NEW YORK: Investors bought into safe havens such as the dollar, yen and Swiss franc on Monday as concerns about a global recession heightened following US President Donald Trump’s sweeping tariffs on trading partners.
Global markets plunged on Monday, with Wall Street stocks trading lower after Asian shares sank, as investors wagered the mounting risk of a deep economic downturn could lead to a cut in US interest rates as early as May.
The risk-sensitive Australian and New Zealand dollars, as well as the Swedish and Norwegian crowns, all dropped against the dollar.
The dollar cut its losses against other safe-haven currencies. It was up 0.50% against the yen to 147.605, after tumbling more than 1.4% earlier in the session.
The dollar also hit its lowest in six months against the Swiss franc and was last down 0.06% at 0.8605 franc in choppy trading..
“The only thing we know for sure is that it’s volatile … But I think broadly, leaving aside nuances, because tariffs are thought to be hurting world growth, those currencies that seem to be more like risk-on currencies – the dollar bloc and the Scandies – they are underperforming,” said Marc Chandler, chief market strategist at Bannockburn Global Forex in New York.

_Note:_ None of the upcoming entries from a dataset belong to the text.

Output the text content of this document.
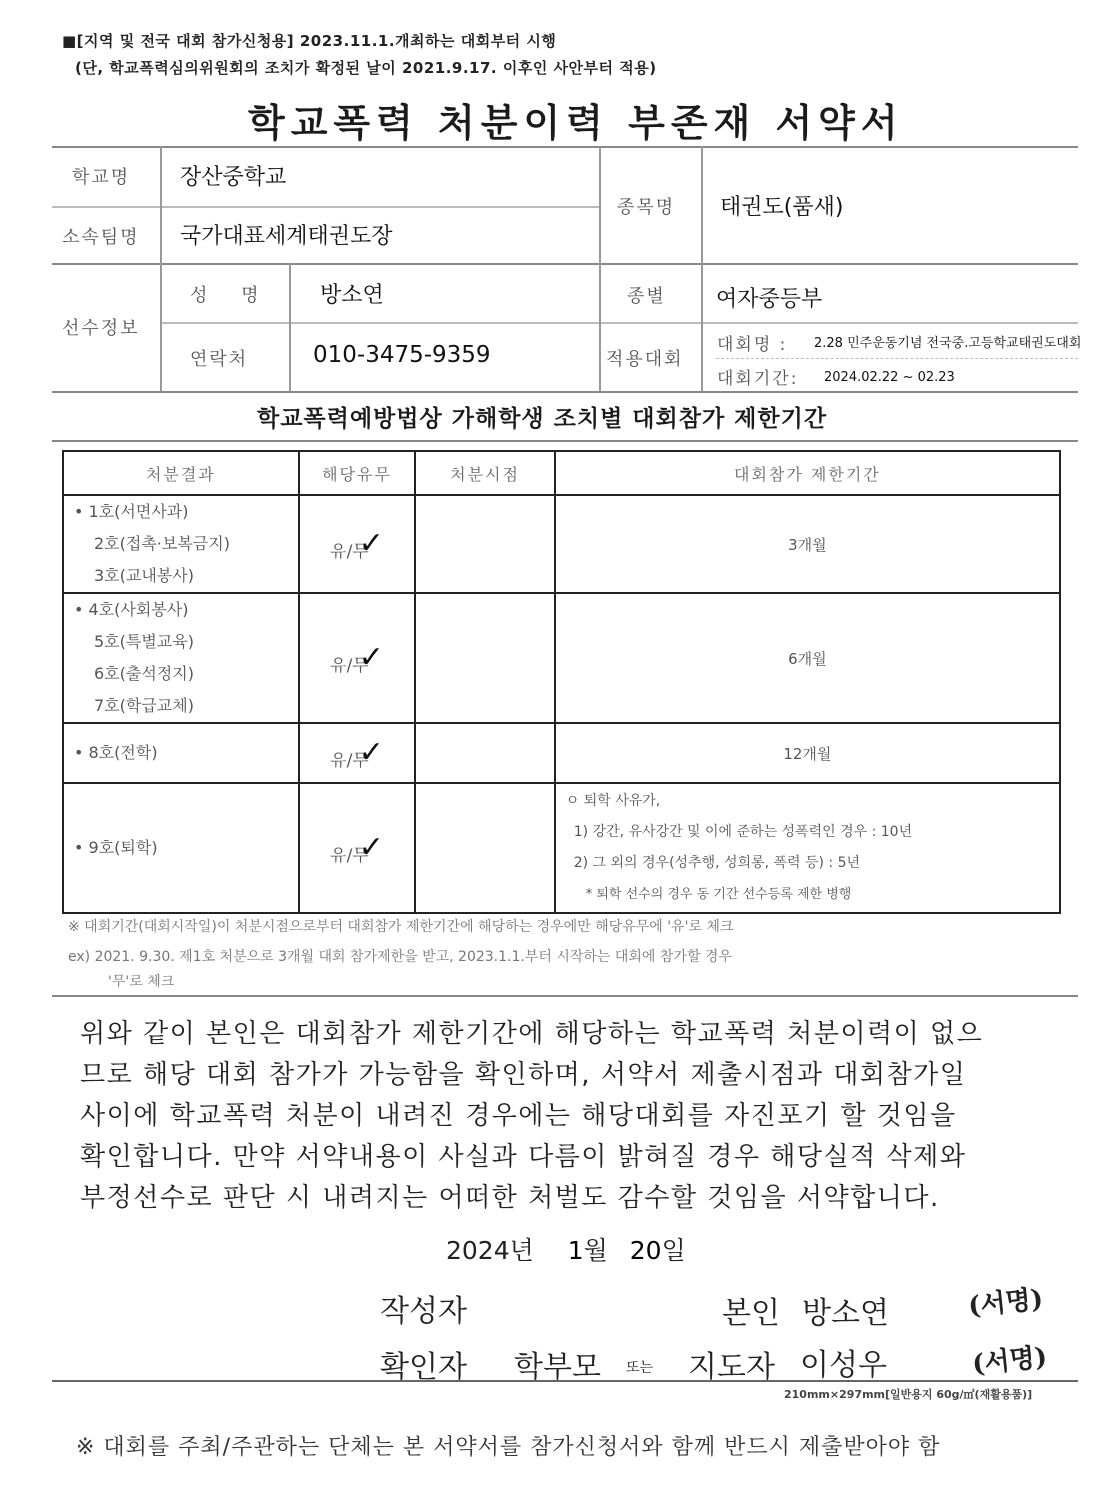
■[지역 및 전국 대회 참가신청용] 2023.11.1.개최하는 대회부터 시행
(단, 학교폭력심의위원회의 조치가 확정된 날이 2021.9.17. 이후인 사안부터 적용)
학교폭력 처분이력 부존재 서약서
학교명 장산중학교
소속팀명 국가대표세계태권도장
종목명 태권도(품새)
선수정보
성 명 방소연	종별 여자중등부
연락처	010-3475-9359	적용대회
대회명 : 2.28 민주운동기념 전국중.고등학교태권도대회
대회기간: 2024.02.22 ~ 02.23
학교폭력예방법상 가해학생 조치별 대회참가 제한기간
처분결과	해당유무	처분시점	대회참가 제한기간

• 1호(서면사과)
2호(접촉·보복금지)
3호(교내봉사)	유/무✓		3개월

• 4호(사회봉사)
5호(특별교육)
6호(출석정지)
7호(학급교체)	유/무✓		6개월

• 8호(전학)	유/무✓		12개월

• 9호(퇴학)	유/무✓		ㅇ 퇴학 사유가,
1) 강간, 유사강간 및 이에 준하는 성폭력인 경우 : 10년
2) 그 외의 경우(성추행, 성희롱, 폭력 등) : 5년
* 퇴학 선수의 경우 동 기간 선수등록 제한 병행
※ 대회기간(대회시작일)이 처분시점으로부터 대회참가 제한기간에 해당하는 경우에만 해당유무에 '유'로 체크
ex) 2021. 9.30. 제1호 처분으로 3개월 대회 참가제한을 받고, 2023.1.1.부터 시작하는 대회에 참가할 경우
'무'로 체크
위와 같이 본인은 대회참가 제한기간에 해당하는 학교폭력 처분이력이 없으
므로 해당 대회 참가가 가능함을 확인하며, 서약서 제출시점과 대회참가일
사이에 학교폭력 처분이 내려진 경우에는 해당대회를 자진포기 할 것임을
확인합니다. 만약 서약내용이 사실과 다름이 밝혀질 경우 해당실적 삭제와
부정선수로 판단 시 내려지는 어떠한 처벌도 감수할 것임을 서약합니다.
2024년 1월 20일
작성자	본인 방소연	(서명)
확인자 학부모 또는 지도자 이성우	(서명)
210mm×297mm[일반용지 60g/㎡(재활용품)]
※ 대회를 주최/주관하는 단체는 본 서약서를 참가신청서와 함께 반드시 제출받아야 함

“On the other hand, the currencies that are typically safe-haven currencies – like the Swiss franc and yen – are performing better.”

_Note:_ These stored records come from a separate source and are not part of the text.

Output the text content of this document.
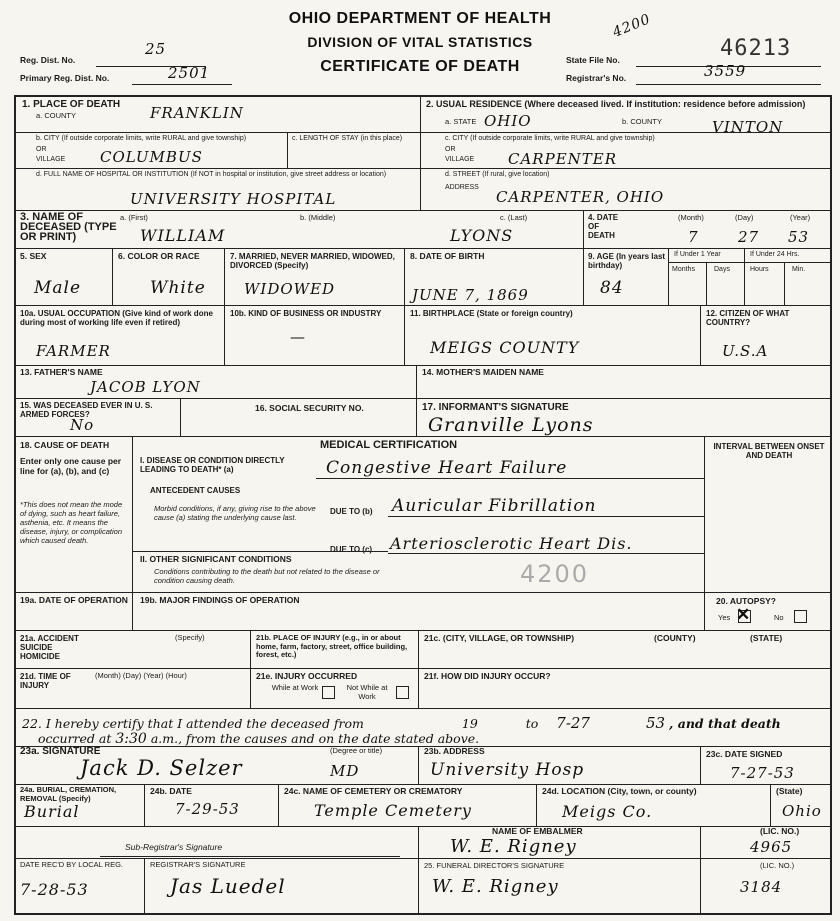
OHIO DEPARTMENT OF HEALTH
DIVISION OF VITAL STATISTICS
CERTIFICATE OF DEATH
Reg. Dist. No.
25
Primary Reg. Dist. No.	2501
State File No.
4200
46213
Registrar's No.	3559
1. PLACE OF DEATH
a. COUNTY	FRANKLIN
b. CITY (If outside corporate limits, write RURAL and give township)
OR
VILLAGE COLUMBUS
c. LENGTH OF STAY (in this place)
d. FULL NAME OF HOSPITAL OR INSTITUTION (If NOT in hospital or institution, give street address or location)
UNIVERSITY HOSPITAL
2. USUAL RESIDENCE (Where deceased lived. If institution: residence before admission)
a. STATE OHIO	b. COUNTY	VINTON
c. CITY (If outside corporate limits, write RURAL and give township)
OR
VILLAGE CARPENTER
d. STREET (If rural, give location)
ADDRESS
CARPENTER, OHIO
3. NAME OF DECEASED (TYPE OR PRINT)
a. (First)	b. (Middle)	c. (Last)
WILLIAM	LYONS
4. DATE OF DEATH
(Month)	(Day)	(Year)
7	27 53
5. SEX
Male
6. COLOR OR RACE
White
7. MARRIED, NEVER MARRIED, WIDOWED, DIVORCED (Specify)
WIDOWED
8. DATE OF BIRTH
JUNE 7, 1869
9. AGE (In years last birthday)
84
If Under 1 Year	If Under 24 Hrs.
Months	Days	Hours	Min.
10a. USUAL OCCUPATION (Give kind of work done during most of working life even if retired)
FARMER
10b. KIND OF BUSINESS OR INDUSTRY
—
11. BIRTHPLACE (State or foreign country)
MEIGS COUNTY
12. CITIZEN OF WHAT COUNTRY?
U.S.A
13. FATHER'S NAME
JACOB LYON
14. MOTHER'S MAIDEN NAME
15. WAS DECEASED EVER IN U. S. ARMED FORCES?
No
16. SOCIAL SECURITY NO.	17. INFORMANT'S SIGNATURE
Granville Lyons
18. CAUSE OF DEATH
Enter only one cause per line for (a), (b), and (c)
*This does not mean the mode of dying, such as heart failure, asthenia, etc. It means the disease, injury, or complication which caused death.
MEDICAL CERTIFICATION	INTERVAL BETWEEN ONSET AND DEATH
I. DISEASE OR CONDITION DIRECTLY LEADING TO DEATH* (a)	Congestive Heart Failure
ANTECEDENT CAUSES
Morbid conditions, if any, giving rise to the above cause (a) stating the underlying cause last.
DUE TO (b) Auricular Fibrillation
DUE TO (c) Arteriosclerotic Heart Dis.
II. OTHER SIGNIFICANT CONDITIONS
Conditions contributing to the death but not related to the disease or condition causing death.	4200
19a. DATE OF OPERATION 19b. MAJOR FINDINGS OF OPERATION	20. AUTOPSY?
Yes ✕	No
21a. ACCIDENT SUICIDE HOMICIDE
(Specify)	21b. PLACE OF INJURY (e.g., in or about home, farm, factory, street, office building, forest, etc.)
21c. (CITY, VILLAGE, OR TOWNSHIP)	(COUNTY)	(STATE)
21d. TIME OF INJURY
(Month) (Day) (Year) (Hour)	21e. INJURY OCCURRED
While at Work	Not While at Work
21f. HOW DID INJURY OCCUR?
22. I hereby certify that I attended the deceased from	19	to 7-27	53 , and that death
occurred at 3:30 a.m., from the causes and on the date stated above.
23a. SIGNATURE	(Degree or title)
Jack D. Selzer	MD
23b. ADDRESS
University Hosp
23c. DATE SIGNED
7-27-53
24a. BURIAL, CREMATION, REMOVAL (Specify)
Burial
24b. DATE
7-29-53
24c. NAME OF CEMETERY OR CREMATORY
Temple Cemetery
24d. LOCATION (City, town, or county)
Meigs Co.
(State)
Ohio
NAME OF EMBALMER
W. E. Rigney
(LIC. NO.)
4965
Sub-Registrar's Signature
DATE REC'D BY LOCAL REG.
7-28-53
REGISTRAR'S SIGNATURE
Jas Luedel
25. FUNERAL DIRECTOR'S SIGNATURE
W. E. Rigney
(LIC. NO.)
3184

The euro, which gained as much as 0.7% to $1.1050 earlier in the session, was down 0.39% at $1.091775.
“The euro has certainly performed really quite well over the last couple of days since we’ve heard about the tariffs,” said Jane Foley, head of FX strategy at Rabobank.
“Maybe that’s related to the euro zone current account position, or maybe it’s just related to investors still moving out of US assets and still not quite sure where they should be moving their money to.”
While the dollar is typically known as a safe-haven asset, that status seems to be eroding as uncertainty over tariffs and concern over their impact on US growth intensify.
European Union countries will seek to present a united front in the coming days against Trump’s tariffs, likely approving a first set of targeted countermeasures on up to $28 billion of US imports ranging from dental floss to diamonds.
Sterling hit a one-month low at $1.27465 and was last down 1.05% against the greenback.
The Aussie, often used as a proxy for risk appetite, tumbled to a five-year low earlier in the session, but was last down 0.51% to $0.601.
The New Zealand dollar eased 0.86% to $0.5547, having slid more than 1% earlier in the session.
Trump’s tariff announcements wiped out nearly $6 trillion in value from US stocks last week. When asked about the impact, Trump said on Sunday that sometimes “medicine” was needed to fix things, adding he was not intentionally engineering a market selloff.